The idea of dematerialization is not new. One of the early proponents was Buckminster Fuller in 1973, who introduced the concept of ‘Ephemeralization’ — doing more and more with less and less until eventually you can do everything with nothing. In a more recent example, Kurzweil hypothesised that computing power will eventually cross a critical boundary (the so-called singularity), after which dematerialised economic growth will accelerate sharply. Kurzweil argued that there is a rapidly increasing knowledge and information content in products and services, and that these are not constrained by material resources.
The problem with linking information and communications technology (ICT) with dematerialization is that it’s wrong – the reverse is true. From a macro perspective, the growth of data, the internet and computing power has coincided with growing energy and material consumption. The current debacle of bitcoin’s energy consumption reveals just how misleading the dematerialized argument is. I explored the long-run relationship between ICT and energy in Australia here. Similarly Lenzen et al’s and Alexander et al’s excellent discussions of the challenges of decoupling are relevant to the Australian context.

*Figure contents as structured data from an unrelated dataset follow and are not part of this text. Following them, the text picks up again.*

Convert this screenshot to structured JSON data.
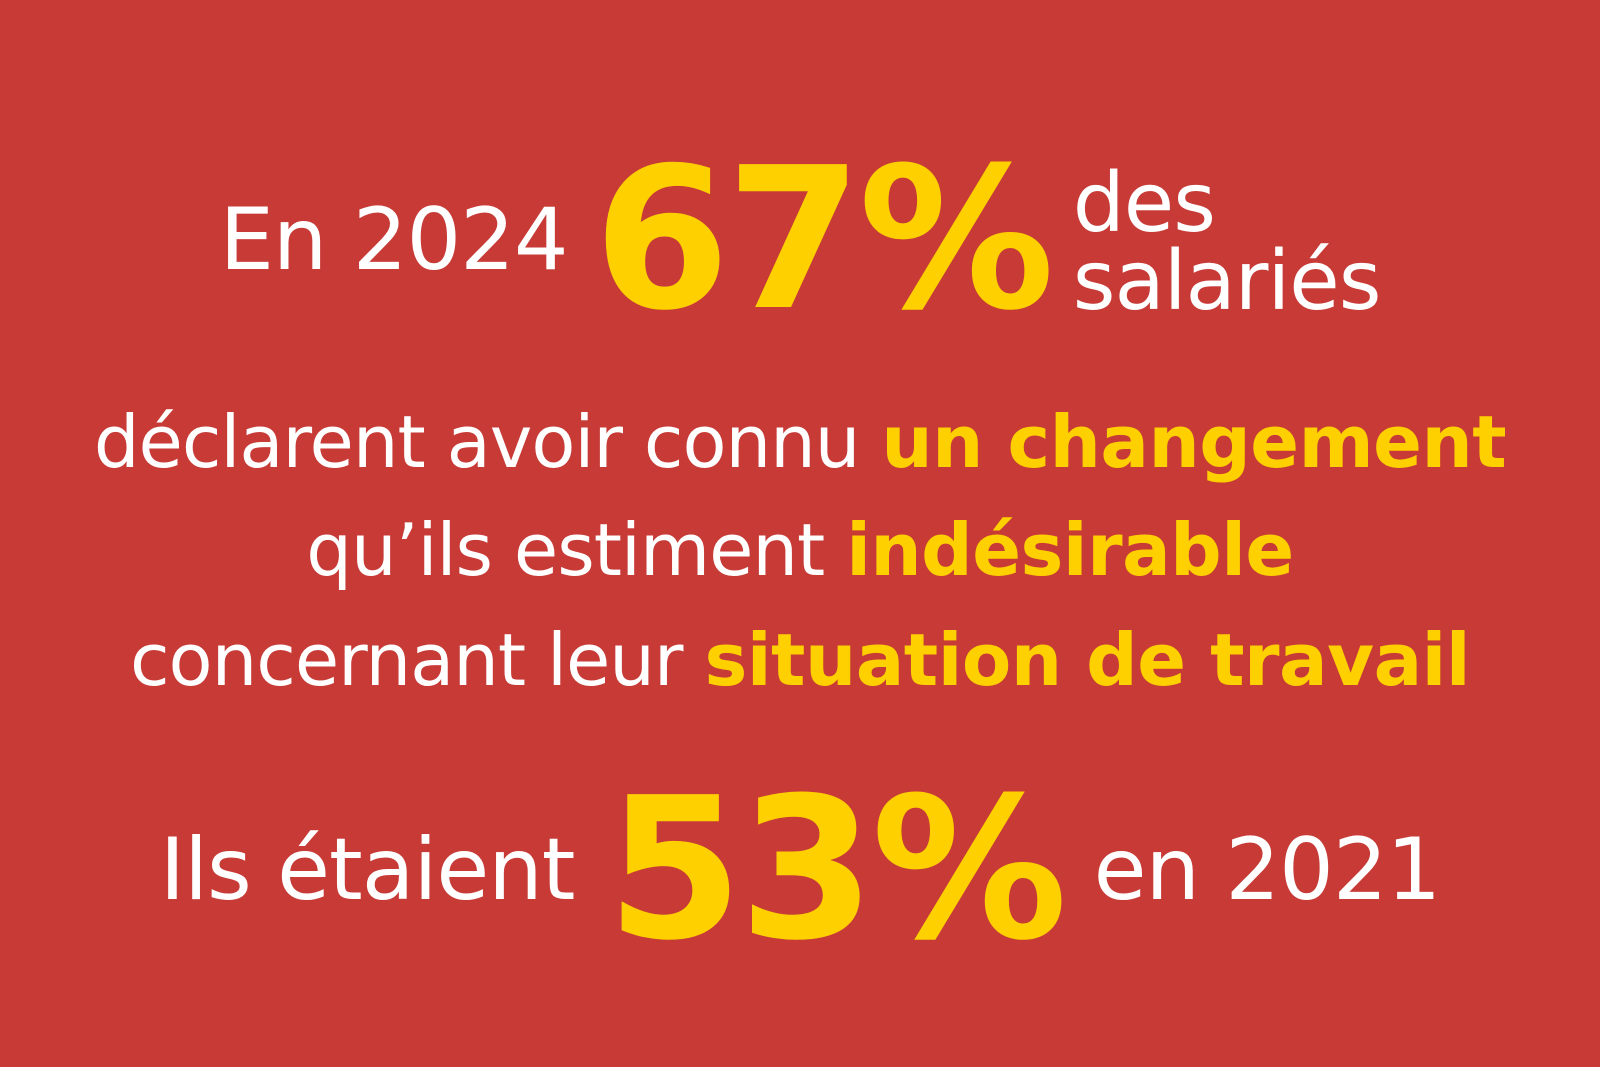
{
  "colors": {
    "background": "#c73a36",
    "text": "#ffffff",
    "accent": "#ffd000"
  },
  "headline": {
    "lead": "En 2024",
    "stat": "67%",
    "after_line1": "des",
    "after_line2": "salariés"
  },
  "body": {
    "line1_plain": "déclarent avoir connu",
    "line1_bold": "un changement",
    "line2_plain": "qu’ils estiment",
    "line2_bold": "indésirable",
    "line3_plain": "concernant leur",
    "line3_bold": "situation de travail"
  },
  "footer": {
    "lead": "Ils étaient",
    "stat": "53%",
    "trail": "en 2021"
  }
}
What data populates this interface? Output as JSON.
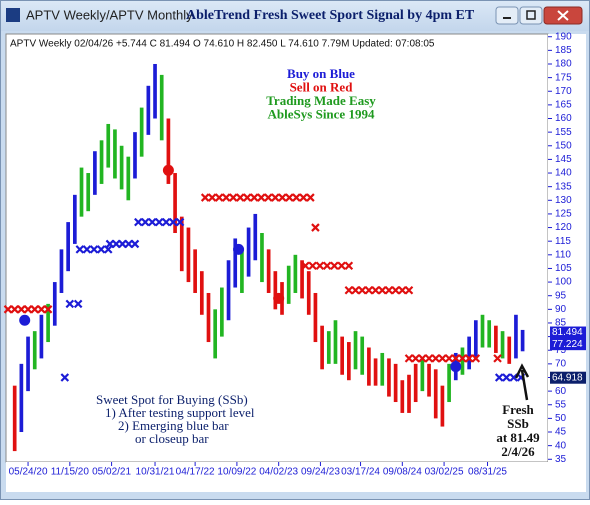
{
  "window": {
    "title": "APTV  Weekly/APTV  Monthly",
    "heading": "AbleTrend Fresh Sweet Sport Signal by 4pm ET"
  },
  "chart_data": {
    "type": "hilo",
    "info": "APTV  Weekly 02/04/26 +5.744 C 81.494 O 74.610 H 82.450 L 74.610 7.79M Updated: 07:08:05",
    "legend_lines": [
      {
        "text": "Buy on Blue",
        "color": "#1c1cd6"
      },
      {
        "text": "Sell on Red",
        "color": "#e01010"
      },
      {
        "text": "Trading Made Easy",
        "color": "#1f9a1f"
      },
      {
        "text": "AbleSys Since 1994",
        "color": "#1f9a1f"
      }
    ],
    "note_left": [
      "Sweet Spot for Buying (SSb)",
      "1) After testing support level",
      "2) Emerging blue bar",
      "or closeup bar"
    ],
    "note_right": [
      "Fresh",
      "SSb",
      "at 81.49",
      "2/4/26"
    ],
    "xlim": [
      -12,
      310
    ],
    "xticks": [
      {
        "value": 0,
        "label": "05/24/20"
      },
      {
        "value": 25,
        "label": "11/15/20"
      },
      {
        "value": 50,
        "label": "05/02/21"
      },
      {
        "value": 76,
        "label": "10/31/21"
      },
      {
        "value": 100,
        "label": "04/17/22"
      },
      {
        "value": 125,
        "label": "10/09/22"
      },
      {
        "value": 150,
        "label": "04/02/23"
      },
      {
        "value": 175,
        "label": "09/24/23"
      },
      {
        "value": 199,
        "label": "03/17/24"
      },
      {
        "value": 224,
        "label": "09/08/24"
      },
      {
        "value": 249,
        "label": "03/02/25"
      },
      {
        "value": 275,
        "label": "08/31/25"
      }
    ],
    "ylim": [
      34,
      191
    ],
    "yticks": [
      35,
      40,
      45,
      50,
      55,
      60,
      65,
      70,
      75,
      80,
      85,
      90,
      95,
      100,
      105,
      110,
      115,
      120,
      125,
      130,
      135,
      140,
      145,
      150,
      155,
      160,
      165,
      170,
      175,
      180,
      185,
      190
    ],
    "price_labels": [
      {
        "value": 81.494,
        "color": "#1c1cd6"
      },
      {
        "value": 77.224,
        "color": "#1c1cd6"
      },
      {
        "value": 64.918,
        "color": "#0b1f6b"
      }
    ],
    "bars": {
      "x": [
        -8,
        -4,
        0,
        4,
        8,
        12,
        16,
        20,
        24,
        28,
        32,
        36,
        40,
        44,
        48,
        52,
        56,
        60,
        64,
        68,
        72,
        76,
        80,
        84,
        88,
        92,
        96,
        100,
        104,
        108,
        112,
        116,
        120,
        124,
        128,
        132,
        136,
        140,
        144,
        148,
        152,
        156,
        160,
        164,
        168,
        172,
        176,
        180,
        184,
        188,
        192,
        196,
        200,
        204,
        208,
        212,
        216,
        220,
        224,
        228,
        232,
        236,
        240,
        244,
        248,
        252,
        256,
        260,
        264,
        268,
        272,
        276,
        280,
        284,
        288,
        292,
        296
      ],
      "high": [
        62,
        70,
        80,
        82,
        88,
        92,
        100,
        112,
        122,
        132,
        142,
        140,
        148,
        152,
        158,
        156,
        150,
        146,
        155,
        164,
        172,
        180,
        176,
        160,
        140,
        124,
        120,
        112,
        104,
        96,
        90,
        98,
        108,
        116,
        112,
        120,
        125,
        118,
        112,
        104,
        100,
        106,
        110,
        108,
        104,
        96,
        84,
        82,
        86,
        80,
        78,
        82,
        80,
        76,
        72,
        74,
        72,
        70,
        64,
        66,
        70,
        72,
        70,
        68,
        62,
        70,
        74,
        76,
        80,
        86,
        88,
        86,
        84,
        82,
        80,
        88,
        82.45
      ],
      "low": [
        38,
        45,
        60,
        68,
        72,
        78,
        84,
        96,
        104,
        114,
        124,
        126,
        132,
        136,
        142,
        138,
        134,
        130,
        138,
        146,
        154,
        160,
        152,
        136,
        118,
        104,
        100,
        96,
        88,
        78,
        72,
        80,
        86,
        98,
        96,
        102,
        108,
        100,
        96,
        90,
        88,
        92,
        96,
        94,
        88,
        78,
        68,
        70,
        70,
        66,
        64,
        68,
        66,
        62,
        62,
        62,
        58,
        56,
        52,
        52,
        56,
        60,
        58,
        50,
        47,
        56,
        64,
        66,
        68,
        72,
        76,
        76,
        74,
        72,
        70,
        72,
        74.61
      ],
      "colors": [
        "#e01010",
        "#1c1cd6",
        "#1c1cd6",
        "#22b522",
        "#1c1cd6",
        "#22b522",
        "#1c1cd6",
        "#1c1cd6",
        "#1c1cd6",
        "#1c1cd6",
        "#22b522",
        "#22b522",
        "#1c1cd6",
        "#22b522",
        "#22b522",
        "#22b522",
        "#22b522",
        "#22b522",
        "#1c1cd6",
        "#22b522",
        "#1c1cd6",
        "#1c1cd6",
        "#22b522",
        "#e01010",
        "#e01010",
        "#e01010",
        "#e01010",
        "#e01010",
        "#e01010",
        "#e01010",
        "#22b522",
        "#22b522",
        "#1c1cd6",
        "#1c1cd6",
        "#22b522",
        "#1c1cd6",
        "#1c1cd6",
        "#22b522",
        "#e01010",
        "#e01010",
        "#e01010",
        "#22b522",
        "#22b522",
        "#e01010",
        "#e01010",
        "#e01010",
        "#e01010",
        "#22b522",
        "#22b522",
        "#e01010",
        "#e01010",
        "#22b522",
        "#22b522",
        "#e01010",
        "#e01010",
        "#22b522",
        "#e01010",
        "#e01010",
        "#e01010",
        "#e01010",
        "#e01010",
        "#22b522",
        "#e01010",
        "#e01010",
        "#e01010",
        "#22b522",
        "#1c1cd6",
        "#22b522",
        "#1c1cd6",
        "#1c1cd6",
        "#22b522",
        "#22b522",
        "#e01010",
        "#22b522",
        "#e01010",
        "#1c1cd6",
        "#1c1cd6"
      ]
    },
    "stops": [
      {
        "x": [
          -12,
          12
        ],
        "value": 90,
        "color": "#e01010"
      },
      {
        "x": [
          22,
          22
        ],
        "value": 65,
        "color": "#1c1cd6"
      },
      {
        "x": [
          25,
          30
        ],
        "value": 92,
        "color": "#1c1cd6"
      },
      {
        "x": [
          31,
          48
        ],
        "value": 112,
        "color": "#1c1cd6"
      },
      {
        "x": [
          49,
          64
        ],
        "value": 114,
        "color": "#1c1cd6"
      },
      {
        "x": [
          66,
          91
        ],
        "value": 122,
        "color": "#1c1cd6"
      },
      {
        "x": [
          106,
          169
        ],
        "value": 131,
        "color": "#e01010"
      },
      {
        "x": [
          172,
          172
        ],
        "value": 120,
        "color": "#e01010"
      },
      {
        "x": [
          166,
          192
        ],
        "value": 106,
        "color": "#e01010"
      },
      {
        "x": [
          192,
          228
        ],
        "value": 97,
        "color": "#e01010"
      },
      {
        "x": [
          228,
          268
        ],
        "value": 72,
        "color": "#e01010"
      },
      {
        "x": [
          281,
          281
        ],
        "value": 72,
        "color": "#e01010"
      },
      {
        "x": [
          282,
          295
        ],
        "value": 65,
        "color": "#1c1cd6"
      }
    ],
    "signals": [
      {
        "x": -2,
        "value": 86,
        "color": "#1c1cd6"
      },
      {
        "x": 84,
        "value": 141,
        "color": "#e01010"
      },
      {
        "x": 126,
        "value": 112,
        "color": "#1c1cd6"
      },
      {
        "x": 150,
        "value": 94,
        "color": "#e01010"
      },
      {
        "x": 256,
        "value": 69,
        "color": "#1c1cd6"
      }
    ]
  }
}
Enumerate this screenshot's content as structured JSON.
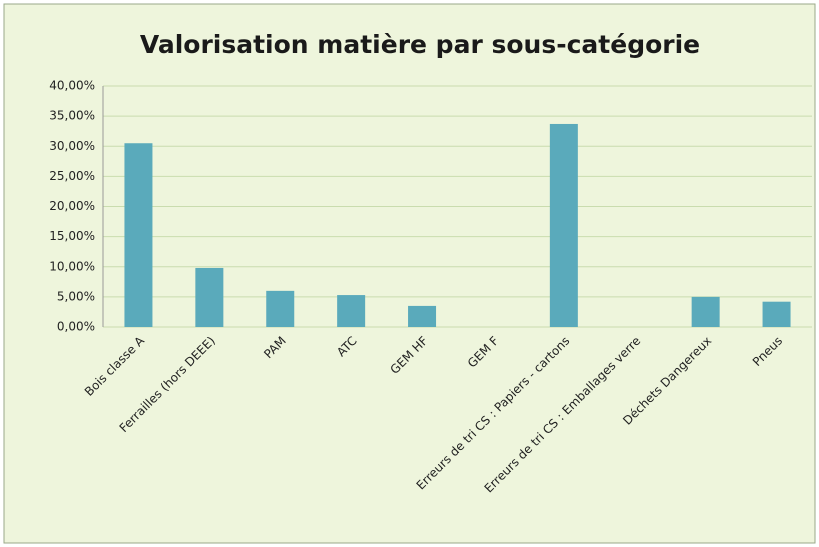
{
  "chart_data": {
    "type": "bar",
    "title": "Valorisation matière par sous-catégorie",
    "categories": [
      "Bois classe A",
      "Ferrailles (hors DEEE)",
      "PAM",
      "ATC",
      "GEM HF",
      "GEM F",
      "Erreurs de tri CS : Papiers - cartons",
      "Erreurs de tri CS : Emballages  verre",
      "Déchets Dangereux",
      "Pneus"
    ],
    "values": [
      30.5,
      9.8,
      6.0,
      5.3,
      3.5,
      0,
      33.7,
      0,
      5.0,
      4.2
    ],
    "color": "#5aaabb",
    "ylim": [
      0,
      40
    ],
    "yticks": [
      {
        "value": 0,
        "label": "0,00%"
      },
      {
        "value": 5,
        "label": "5,00%"
      },
      {
        "value": 10,
        "label": "10,00%"
      },
      {
        "value": 15,
        "label": "15,00%"
      },
      {
        "value": 20,
        "label": "20,00%"
      },
      {
        "value": 25,
        "label": "25,00%"
      },
      {
        "value": 30,
        "label": "30,00%"
      },
      {
        "value": 35,
        "label": "35,00%"
      },
      {
        "value": 40,
        "label": "40,00%"
      }
    ],
    "grid": true
  }
}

It is certainly true that that technologies, such as peer-to-peer energy trading, enable distributed energy to bypass traditional markets and facilitate uptake. But the assumed linking of the growth of intelligent management and emissions relies on the assumption of supply-demand synergies. It is assumed that all that is required is bringing data processing and intelligent control to the task.
The earliest example of a synergy was between inflexible overnight baseload power generation, and overnight hot water heating. Electrical resistance space heating was also available as an off-peak tariff in Australia from the 1930s. Highly flexible loads, such as pool pumps, can be usefully operated at any time of the day and therefore represent an ideal managed load. Some industrial loads can be economically demand managed at peak times. But all of these are examples of time-shifted demand. This has little impact on energy consumption or emissions except to the extent that a higher penetration of renewables is enabled. But the problem is that robust synergies between renewables and switchable loads are modest.
These are all interesting challenges, and the march of technology will continue to facilitate solutions in the energy space. But one thing is clear – ICT continues to be positively correlated with energy and material consumption.